連れてこられた商人が誰に向かって話したらよいのか、おれを前にして戸惑っている。
「江戸城と同じ値段で購入してやろう」
「それは構いませんが……」
おれはまだ戸惑っている江戸城出入りの商人から、すべての品を過不足ない値段で購入してやった。
「それから大阪方の商人と話をしていってくれ。これからはもっと繁盛するからな」
「ははあ、それは有難いことで」
戦が始まるという噂を聞いて心配しながら来てはみたようだ。だがやはり兵に行く手を阻まれ、どうなることかと思っていたらしい商人は代金を手に嬉しそうに帰って行った。
「これで良し、戦が始まらないのなら、今度は商売だ」
「商売ですか」
幸村が聞いてきた。
「そうだ、これからは自由にさせよう」
「と申されますと」
「出入り自由だ。商人は江戸城内へ自由に行き来していい」
「は?」
幸村はまだ納得いかない様子であったが、おれはこれ以上家康殿を追い詰める気はなかった。以降江戸城への商人の出入りは自由となり、城内で希望する物は武器と弾薬以外全て購入を許可された。さらに包囲する兵士たちの乱暴狼藉略奪は固く禁じ、商人たちの活動を助けた。大阪から運んだ潤沢な資金がこれらを容易にさせていた。
包囲も半年を過ぎ、城内では厭戦気分が広まっているとの情報が入っていたころ、
「若君、江戸城内より使者がまいっております」
「なに、使者と、通せ」
「はっ!」
使者は徳川方に組した一大名の家臣だった。
「そうか皆国に帰りたいと申しておるのだな?」
「さようでございまし、なにすろ残してきた田畑が心配だと……」
使者は深々と頭を下げた。
「兵は何人ほどおるのだ?」
「六百名ほどおりまし」
「分かった。自由に帰るが良い」
「え、帰えすていただけるのでーー」
「ただし武器を全て置いてな」
「有難うございまし」
おれは出ていこうとする者を自由にさせた。
「幸村」
「はっ」
「だれか城内にもぐりこませ、帰りたいものは自由に帰れると噂を流してこい」
「分かりました」
やがて次々と帰国を願い出る大名が現れると、食料まで持たせ帰してやる。最後には徳川だけになってしまった。

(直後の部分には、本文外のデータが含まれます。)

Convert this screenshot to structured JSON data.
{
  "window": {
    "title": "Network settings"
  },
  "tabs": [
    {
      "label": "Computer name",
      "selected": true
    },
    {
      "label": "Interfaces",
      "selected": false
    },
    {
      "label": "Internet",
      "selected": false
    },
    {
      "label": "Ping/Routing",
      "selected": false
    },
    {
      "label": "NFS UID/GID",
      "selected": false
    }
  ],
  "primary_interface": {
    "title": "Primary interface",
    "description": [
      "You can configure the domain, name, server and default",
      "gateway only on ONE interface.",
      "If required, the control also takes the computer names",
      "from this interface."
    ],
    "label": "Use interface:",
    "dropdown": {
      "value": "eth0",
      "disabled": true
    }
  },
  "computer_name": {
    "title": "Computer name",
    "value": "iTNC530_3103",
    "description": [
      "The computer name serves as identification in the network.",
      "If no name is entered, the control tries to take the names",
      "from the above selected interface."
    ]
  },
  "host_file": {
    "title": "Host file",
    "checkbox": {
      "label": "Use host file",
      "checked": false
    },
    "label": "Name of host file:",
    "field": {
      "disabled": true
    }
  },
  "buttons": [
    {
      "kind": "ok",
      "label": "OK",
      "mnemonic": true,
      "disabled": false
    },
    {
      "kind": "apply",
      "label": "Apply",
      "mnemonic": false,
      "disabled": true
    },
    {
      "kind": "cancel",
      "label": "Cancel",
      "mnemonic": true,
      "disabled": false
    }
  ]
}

これで流れは変わったな。家康殿ももう大きな顔をして表舞台に出てはこれないだろう。
「さてと、今度はおれ達の番だな」
「…………」
幸村がじっとおれの顔見ている。
「帰るぞ」
「は?」
「大阪に帰ると申しておるのだ」
「あの、ではこの戦はーー」
「もう終わりじゃ。これ以上あのじいさん、いや家康殿を苦しめる気は無い」
「…………」
豊臣方の軍勢は島津、長曾我部と遠い地域の大名から順次帰国することになった。
「江戸城内からの追撃は無いでしょうか」
「それは無いと思うよ。あのじいさんはそれほどばかじゃあない」
そして最後に残ったおれ達の軍も引き上げが始まった。もちろん先発した大名達にもゆっくり行くように言ってある。いざという時は全軍戻れるようにだ。
大阪に帰る途中に駿府、掛川、浜松城の新しい城主も決め、見上げると雲一つない青空に鳶がゆっくり舞っていた。